Basically, "dependent pattern-matching" (as formulated by Coquand in 1992) is now known to be compiled to CIC `match`

in three different ways:

- using JMeq-based Goguen-McBride-McKinna algorithm (possibly requiring K),
- using Cockx-Devriese-Piessens algorithm based on homogeneous telescopic equality (not requiring K), which is the algorithm used in Equations if I'm not mistaken (though beforehand, it might have been based on Goguen-McBride-McKinna's algorithm?),
- using Monin's small inversion, as explored by Boutillier, but also by Meven Bertrand (probably also related to Chlipala's convey patterns that I don't know well).

Per se, each of these methods could be applied to compile the general dependent form of Coq's `match`

with multiple nested patterns in indexed types. For instance, Equations algorithm could be used in principle to compile `match`

and thus to produce an `invert`

tactic.

Any idea when we will be able to get our hands on it?
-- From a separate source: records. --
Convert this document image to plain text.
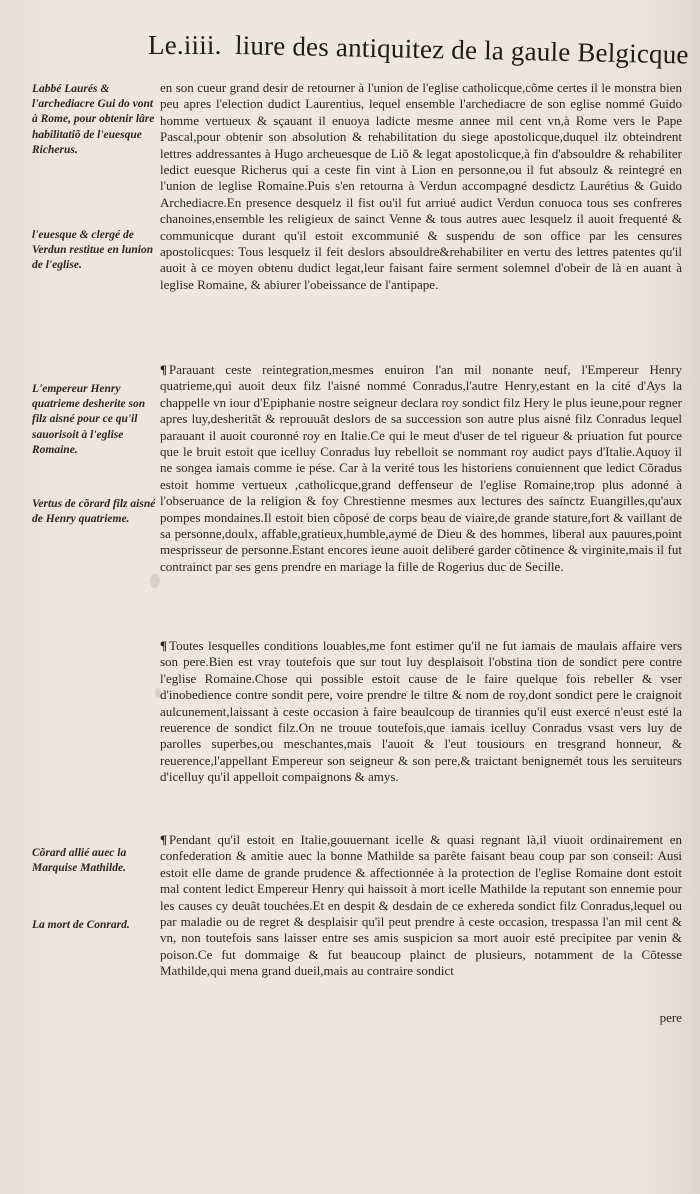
Le.iiii. liure des antiquitez de la gaule Belgicque
Labbé Laurés & l'archediacre Gui do vont à Rome, pour obtenir lâre habilitatiõ de l'euesque Richerus.
l'euesque & clergé de Verdun restitue en lunion de l'eglise.
L'empereur Henry quatrieme desherite son filz aisné pour ce qu'il sauorisoit à l'eglise Romaine.
Vertus de cõrard filz aisné de Henry quatrieme.
Cõrard allié auec la Marquise Mathilde.
La mort de Conrard.

en son cueur grand desir de retourner à l'union de l'eglise catholicque,cõme certes il le monstra bien peu apres l'election dudict Laurentius, lequel ensemble l'archediacre de son eglise nommé Guido homme vertueux & sçauant il enuoya ladicte mesme annee mil cent vn,à Rome vers le Pape Pascal,pour obtenir son absolution & rehabilitation du siege apostolicque,duquel ilz obteindrent lettres addressantes à Hugo archeuesque de Liõ & legat apostolicque,à fin d'absouldre & rehabiliter ledict euesque Richerus qui a ceste fin vint à Lion en personne,ou il fut absoulz & reintegré en l'union de leglise Romaine.Puis s'en retourna à Verdun accompagné desdictz Laurétius & Guido Archediacre.En presence desquelz il fist ou'il fut arriué audict Verdun conuoca tous ses confreres chanoines,ensemble les religieux de sainct Venne & tous autres auec lesquelz il auoit frequenté & communicque durant qu'il estoit excommunié & suspendu de son office par les censures apostolicques: Tous lesquelz il feit deslors absouldre&rehabiliter en vertu des lettres patentes qu'il auoit à ce moyen obtenu dudict legat,leur faisant faire serment solemnel d'obeir de là en auant à leglise Romaine, & abiurer l'obeissance de l'antipape.

¶ Parauant ceste reintegration,mesmes enuiron l'an mil nonante neuf, l'Empereur Henry quatrieme,qui auoit deux filz l'aisné nommé Conradus,l'autre Henry,estant en la cité d'Ays la chappelle vn iour d'Epiphanie nostre seigneur declara roy sondict filz Hery le plus ieune,pour regner apres luy,desheritãt & reprouuãt deslors de sa succession son autre plus aisné filz Conradus lequel parauant il auoit couronné roy en Italie.Ce qui le meut d'user de tel rigueur & priuation fut pource que le bruit estoit que icelluy Conradus luy rebelloit se nommant roy audict pays d'Italie.Aquoy il ne songea iamais comme ie pése. Car à la verité tous les historiens conuiennent que ledict Cõradus estoit homme vertueux ,catholicque,grand deffenseur de l'eglise Romaine,trop plus adonné à l'obseruance de la religion & foy Chrestienne mesmes aux lectures des saínctz Euangilles,qu'aux pompes mondaines.Il estoit bien cõposé de corps beau de viaire,de grande stature,fort & vaillant de sa personne,doulx, affable,gratieux,humble,aymé de Dieu & des hommes, liberal aux pauures,point mesprisseur de personne.Estant encores ieune auoit deliberé garder cõtinence & virginite,mais il fut contrainct par ses gens prendre en mariage la fille de Rogerius duc de Secille.

¶ Toutes lesquelles conditions louables,me font estimer qu'il ne fut iamais de maulais affaire vers son pere.Bien est vray toutefois que sur tout luy desplaisoit l'obstina tion de sondict pere contre l'eglise Romaine.Chose qui possible estoit cause de le faire quelque fois rebeller & vser d'inobedience contre sondit pere, voire prendre le tiltre & nom de roy,dont sondict pere le craignoit aulcunement,laissant à ceste occasion à faire beaulcoup de tirannies qu'il eust exercé n'eust esté la reuerence de sondict filz.On ne trouue toutefois,que iamais icelluy Conradus vsast vers luy de parolles superbes,ou meschantes,mais l'auoit & l'eut tousiours en tresgrand honneur, & reuerence,l'appellant Empereur son seigneur & son pere,& traictant benignemét tous les seruiteurs d'icelluy qu'il appelloit compaignons & amys.

¶ Pendant qu'il estoit en Italie,gouuernant icelle & quasi regnant là,il viuoit ordinairement en confederation & amitie auec la bonne Mathilde sa parête faisant beau coup par son conseil: Ausi estoit elle dame de grande prudence & affectionnée à la protection de l'eglise Romaine dont estoit mal content ledict Empereur Henry qui haissoit à mort icelle Mathilde la reputant son ennemie pour les causes cy deuãt touchées.Et en despit & desdain de ce exhereda sondict filz Conradus,lequel ou par maladie ou de regret & desplaisir qu'il peut prendre à ceste occasion, trespassa l'an mil cent & vn, non toutefois sans laisser entre ses amis suspicion sa mort auoir esté precipitee par venin & poison.Ce fut dommaige & fut beaucoup plainct de plusieurs, notamment de la Cõtesse Mathilde,qui mena grand dueil,mais au contraire sondict

pere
I'd be afraid to promise something yet. An implementation started two years ago which is debugging stage. Note also that at the current time, there is no `invert`

tactic. There is only a `match`

compiler based on small inversion. Once this compiler is available, `invert`

can be simulated using a `refine`

. Here is a short example using Equations:

```
From Equations Require Import Equations.
(* Toy language of expressions *)
Inductive te : Type :=
| Te_const : nat -> te
| Te_plus : te -> te -> te
| Te_div0 : te -> te.
Inductive val : Type :=
| Nval : nat -> val
| Bval : bool -> val.
(* Evaluation *)
Inductive eval : te -> val -> Type :=
| E_Const : forall n,
eval (Te_const n) (Nval n)
| E_Plus : forall t1 t2 n1 n2,
eval t1 (Nval n1) ->
eval t2 (Nval n2) ->
eval (Te_plus t1 t2) (Nval (n1 + n2)).
Derive NoConfusion Subterm for te.
Derive NoConfusion Subterm for val.
Equations test_ev1 v (H: eval (Te_plus (Te_const 1) (Te_const 0)) v) : v = Nval 1 :=
test_ev1 v (E_Plus t1 t2 n1 n2 (E_Const n1) (E_Const n2)) := eq_refl.
```

By working at the level of an anonymous `match`

rather than at the level of a toplevel function, this could be replaced by a `refine`

(and thus used at arbitrary positions in a proof):

```
Lemma test_ev1 v (H: eval (Te_plus (Te_const 1) (Te_const 0)) v) : v = Nval 1.
Proof.
refine (match H with E_Plus t1 t2 n1 n2 (E_Const n1) (E_Const n2) => eq_refl end).
Qed.
```

To get an `invert`

, one would then need to find the larger patterns that expose the variables of the goal out of the indices of the hypothesis under consideration.

Note that this does not answer the limitations of dependent types mentioned in the thread as this will not provide more automatisation of inversion than in Agda.